In 2015 the Government introduced the new offence of coercive control with the aim to allow “victims who experience the type of behaviour that stops short of serious physical violence, but amounts to extreme psychological and emotional abuse, to bring their perpetrators to justice and seek protection form the law”.

Supported by her son, Justice for Women and her legal team Sally Challen gathered the evidence to prove the abuse she had suffered and the impact on her mental health. She didn’t have the physical scars but the court of appeal heard how  Mr Challen “bullied and belittled” his wife and “controlled their money and who she was friends with, not allowing her to socialise without him”. Additional medical evidence was obtained to illustrate how such controlling and coercive behaviour and emotional abuse had a devastating impact on her mental health. Sally Challen was able to persuade the Court of Appeal that this new evidence, if it had been available to her at trial, may well have achieved a different outcome and she had suffered a miscarriage of justice. The Court of Appeal ordered a retrial. Sally Challen now has the opportunity to present the full history of her abusive relationship to the jury.
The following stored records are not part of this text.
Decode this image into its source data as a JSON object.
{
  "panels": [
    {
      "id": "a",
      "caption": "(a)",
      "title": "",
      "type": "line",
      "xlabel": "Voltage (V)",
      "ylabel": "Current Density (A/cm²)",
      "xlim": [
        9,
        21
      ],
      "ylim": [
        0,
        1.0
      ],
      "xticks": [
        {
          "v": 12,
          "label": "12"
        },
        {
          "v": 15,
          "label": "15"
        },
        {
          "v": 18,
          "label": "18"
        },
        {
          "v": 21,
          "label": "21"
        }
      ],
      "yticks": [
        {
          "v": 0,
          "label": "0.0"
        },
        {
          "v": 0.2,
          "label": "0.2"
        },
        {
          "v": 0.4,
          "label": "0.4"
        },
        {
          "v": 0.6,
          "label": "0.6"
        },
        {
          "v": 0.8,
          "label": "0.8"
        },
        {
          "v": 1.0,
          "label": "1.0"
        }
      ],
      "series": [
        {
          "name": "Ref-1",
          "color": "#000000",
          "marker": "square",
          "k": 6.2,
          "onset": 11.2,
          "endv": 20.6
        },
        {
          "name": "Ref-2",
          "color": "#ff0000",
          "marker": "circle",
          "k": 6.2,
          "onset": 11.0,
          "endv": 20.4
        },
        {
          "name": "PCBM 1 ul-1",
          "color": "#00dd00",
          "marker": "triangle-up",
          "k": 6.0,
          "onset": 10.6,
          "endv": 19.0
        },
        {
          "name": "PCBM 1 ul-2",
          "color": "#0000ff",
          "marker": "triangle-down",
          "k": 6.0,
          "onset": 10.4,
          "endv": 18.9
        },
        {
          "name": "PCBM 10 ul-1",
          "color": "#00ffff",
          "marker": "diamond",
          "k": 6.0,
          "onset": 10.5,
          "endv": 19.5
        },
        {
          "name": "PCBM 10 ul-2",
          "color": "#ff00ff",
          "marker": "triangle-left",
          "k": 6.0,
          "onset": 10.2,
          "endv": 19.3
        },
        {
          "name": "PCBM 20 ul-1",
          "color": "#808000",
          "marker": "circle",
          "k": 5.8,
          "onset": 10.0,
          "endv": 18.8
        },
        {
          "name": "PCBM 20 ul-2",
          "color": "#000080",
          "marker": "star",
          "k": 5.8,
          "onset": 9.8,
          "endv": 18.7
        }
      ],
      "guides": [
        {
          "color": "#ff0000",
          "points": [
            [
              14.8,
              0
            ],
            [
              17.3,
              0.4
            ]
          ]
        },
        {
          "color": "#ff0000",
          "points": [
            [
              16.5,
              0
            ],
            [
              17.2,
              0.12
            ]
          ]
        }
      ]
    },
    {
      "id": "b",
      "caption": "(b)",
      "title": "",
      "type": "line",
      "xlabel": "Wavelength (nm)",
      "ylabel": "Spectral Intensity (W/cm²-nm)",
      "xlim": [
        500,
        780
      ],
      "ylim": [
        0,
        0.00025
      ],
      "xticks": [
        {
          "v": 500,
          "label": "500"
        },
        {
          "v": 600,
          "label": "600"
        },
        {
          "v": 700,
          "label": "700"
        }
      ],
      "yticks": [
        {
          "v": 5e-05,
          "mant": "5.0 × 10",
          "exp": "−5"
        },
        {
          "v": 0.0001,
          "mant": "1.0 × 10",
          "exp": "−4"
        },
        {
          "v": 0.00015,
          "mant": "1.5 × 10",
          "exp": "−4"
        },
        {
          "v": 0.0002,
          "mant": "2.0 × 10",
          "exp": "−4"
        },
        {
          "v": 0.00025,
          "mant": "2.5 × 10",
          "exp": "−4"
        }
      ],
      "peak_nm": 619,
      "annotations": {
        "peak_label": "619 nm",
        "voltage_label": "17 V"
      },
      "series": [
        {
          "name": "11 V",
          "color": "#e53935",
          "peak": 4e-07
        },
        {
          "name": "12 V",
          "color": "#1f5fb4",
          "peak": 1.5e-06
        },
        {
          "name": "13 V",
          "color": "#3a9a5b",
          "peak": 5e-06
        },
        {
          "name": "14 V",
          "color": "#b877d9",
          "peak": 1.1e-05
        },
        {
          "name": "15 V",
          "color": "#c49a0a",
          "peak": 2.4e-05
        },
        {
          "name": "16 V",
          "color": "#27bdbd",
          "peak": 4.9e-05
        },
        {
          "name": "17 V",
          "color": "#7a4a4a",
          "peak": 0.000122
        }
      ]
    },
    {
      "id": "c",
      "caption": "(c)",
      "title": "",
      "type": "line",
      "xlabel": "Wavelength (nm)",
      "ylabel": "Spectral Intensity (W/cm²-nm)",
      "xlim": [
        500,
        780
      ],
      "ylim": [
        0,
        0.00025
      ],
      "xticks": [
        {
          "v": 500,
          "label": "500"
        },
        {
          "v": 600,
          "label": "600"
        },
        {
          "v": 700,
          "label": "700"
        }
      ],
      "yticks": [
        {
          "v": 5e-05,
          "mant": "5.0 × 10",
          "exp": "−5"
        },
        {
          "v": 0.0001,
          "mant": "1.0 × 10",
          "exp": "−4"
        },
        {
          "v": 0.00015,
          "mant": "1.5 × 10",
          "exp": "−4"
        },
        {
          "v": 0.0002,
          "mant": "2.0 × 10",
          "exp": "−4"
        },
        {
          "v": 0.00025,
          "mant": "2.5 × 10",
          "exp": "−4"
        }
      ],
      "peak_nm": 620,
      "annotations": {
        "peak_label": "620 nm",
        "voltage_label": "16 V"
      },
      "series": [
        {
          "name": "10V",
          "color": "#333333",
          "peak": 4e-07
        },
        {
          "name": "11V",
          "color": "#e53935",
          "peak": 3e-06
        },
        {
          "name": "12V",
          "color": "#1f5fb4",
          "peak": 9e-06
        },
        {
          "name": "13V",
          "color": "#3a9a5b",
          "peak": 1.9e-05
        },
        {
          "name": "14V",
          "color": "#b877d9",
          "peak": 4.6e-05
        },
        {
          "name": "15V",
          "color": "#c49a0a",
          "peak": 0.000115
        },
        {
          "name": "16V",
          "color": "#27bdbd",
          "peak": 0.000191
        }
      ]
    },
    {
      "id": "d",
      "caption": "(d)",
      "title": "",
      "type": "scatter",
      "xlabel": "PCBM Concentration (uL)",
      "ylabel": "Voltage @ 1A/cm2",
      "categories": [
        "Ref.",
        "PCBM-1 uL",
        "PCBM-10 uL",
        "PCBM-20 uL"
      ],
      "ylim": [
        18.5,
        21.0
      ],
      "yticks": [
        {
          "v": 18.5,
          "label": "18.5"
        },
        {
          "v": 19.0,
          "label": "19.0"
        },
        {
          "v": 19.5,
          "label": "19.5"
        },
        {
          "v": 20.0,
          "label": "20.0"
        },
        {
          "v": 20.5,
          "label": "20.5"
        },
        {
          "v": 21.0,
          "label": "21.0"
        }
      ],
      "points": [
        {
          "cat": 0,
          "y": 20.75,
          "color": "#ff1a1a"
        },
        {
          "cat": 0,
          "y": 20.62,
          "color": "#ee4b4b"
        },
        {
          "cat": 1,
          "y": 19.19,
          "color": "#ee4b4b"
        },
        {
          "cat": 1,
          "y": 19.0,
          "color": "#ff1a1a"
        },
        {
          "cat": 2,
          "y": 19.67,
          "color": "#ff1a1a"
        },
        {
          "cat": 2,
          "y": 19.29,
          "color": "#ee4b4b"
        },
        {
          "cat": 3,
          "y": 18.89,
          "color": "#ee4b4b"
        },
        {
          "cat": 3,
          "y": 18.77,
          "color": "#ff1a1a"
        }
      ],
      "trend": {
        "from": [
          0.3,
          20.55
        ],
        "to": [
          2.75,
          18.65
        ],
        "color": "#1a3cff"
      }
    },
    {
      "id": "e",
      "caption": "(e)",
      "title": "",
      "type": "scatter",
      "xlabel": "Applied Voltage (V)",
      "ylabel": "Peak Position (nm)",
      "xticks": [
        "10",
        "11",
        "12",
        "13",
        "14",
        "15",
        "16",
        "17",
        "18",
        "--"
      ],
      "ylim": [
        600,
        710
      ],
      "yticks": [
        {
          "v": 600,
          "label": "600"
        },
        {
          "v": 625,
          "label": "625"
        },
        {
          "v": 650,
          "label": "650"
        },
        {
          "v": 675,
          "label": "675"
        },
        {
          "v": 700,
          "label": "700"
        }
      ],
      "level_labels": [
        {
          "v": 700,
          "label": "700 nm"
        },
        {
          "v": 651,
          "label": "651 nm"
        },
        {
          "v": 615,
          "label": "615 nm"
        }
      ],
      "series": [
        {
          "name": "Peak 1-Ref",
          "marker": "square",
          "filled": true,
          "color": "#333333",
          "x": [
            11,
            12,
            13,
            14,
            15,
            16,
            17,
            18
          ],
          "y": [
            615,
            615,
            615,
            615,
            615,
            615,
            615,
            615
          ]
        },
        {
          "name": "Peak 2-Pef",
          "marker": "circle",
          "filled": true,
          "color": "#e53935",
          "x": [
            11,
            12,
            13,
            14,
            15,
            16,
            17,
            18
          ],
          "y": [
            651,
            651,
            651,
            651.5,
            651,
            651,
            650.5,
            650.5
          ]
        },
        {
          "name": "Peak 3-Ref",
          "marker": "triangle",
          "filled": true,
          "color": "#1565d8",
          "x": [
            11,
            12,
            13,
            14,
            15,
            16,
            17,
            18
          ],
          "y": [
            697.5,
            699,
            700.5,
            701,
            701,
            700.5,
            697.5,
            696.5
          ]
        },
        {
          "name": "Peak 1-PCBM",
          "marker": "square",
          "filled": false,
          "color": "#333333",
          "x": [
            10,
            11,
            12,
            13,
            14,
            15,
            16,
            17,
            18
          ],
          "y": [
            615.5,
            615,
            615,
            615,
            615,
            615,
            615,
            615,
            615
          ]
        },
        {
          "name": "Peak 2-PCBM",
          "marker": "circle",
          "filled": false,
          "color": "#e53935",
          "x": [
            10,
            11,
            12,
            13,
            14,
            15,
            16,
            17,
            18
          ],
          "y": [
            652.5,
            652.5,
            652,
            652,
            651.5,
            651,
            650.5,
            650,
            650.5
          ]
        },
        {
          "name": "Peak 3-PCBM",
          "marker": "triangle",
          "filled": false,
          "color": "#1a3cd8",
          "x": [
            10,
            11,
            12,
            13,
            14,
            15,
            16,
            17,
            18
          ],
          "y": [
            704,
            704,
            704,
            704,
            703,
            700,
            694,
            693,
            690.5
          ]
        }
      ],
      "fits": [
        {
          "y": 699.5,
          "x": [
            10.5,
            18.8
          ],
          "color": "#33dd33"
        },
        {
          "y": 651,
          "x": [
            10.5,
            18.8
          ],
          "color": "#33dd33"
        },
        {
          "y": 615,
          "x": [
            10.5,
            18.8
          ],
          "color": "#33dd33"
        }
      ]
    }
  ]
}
But, does this case illustrate a new law as some media commentators have suggested? The defence of diminished responsibility was always available to Sally Challen, even potentially the defence of loss of control (although a partner’s infidelity alone is not a permissible “qualifying trigger” as some commentators have suggested), but the reason this case is so significant is because the tragic events of her life, and that fatal day, can now be viewed through the prism of the offence of coercive control and the devastating impact such domestic abuse can have.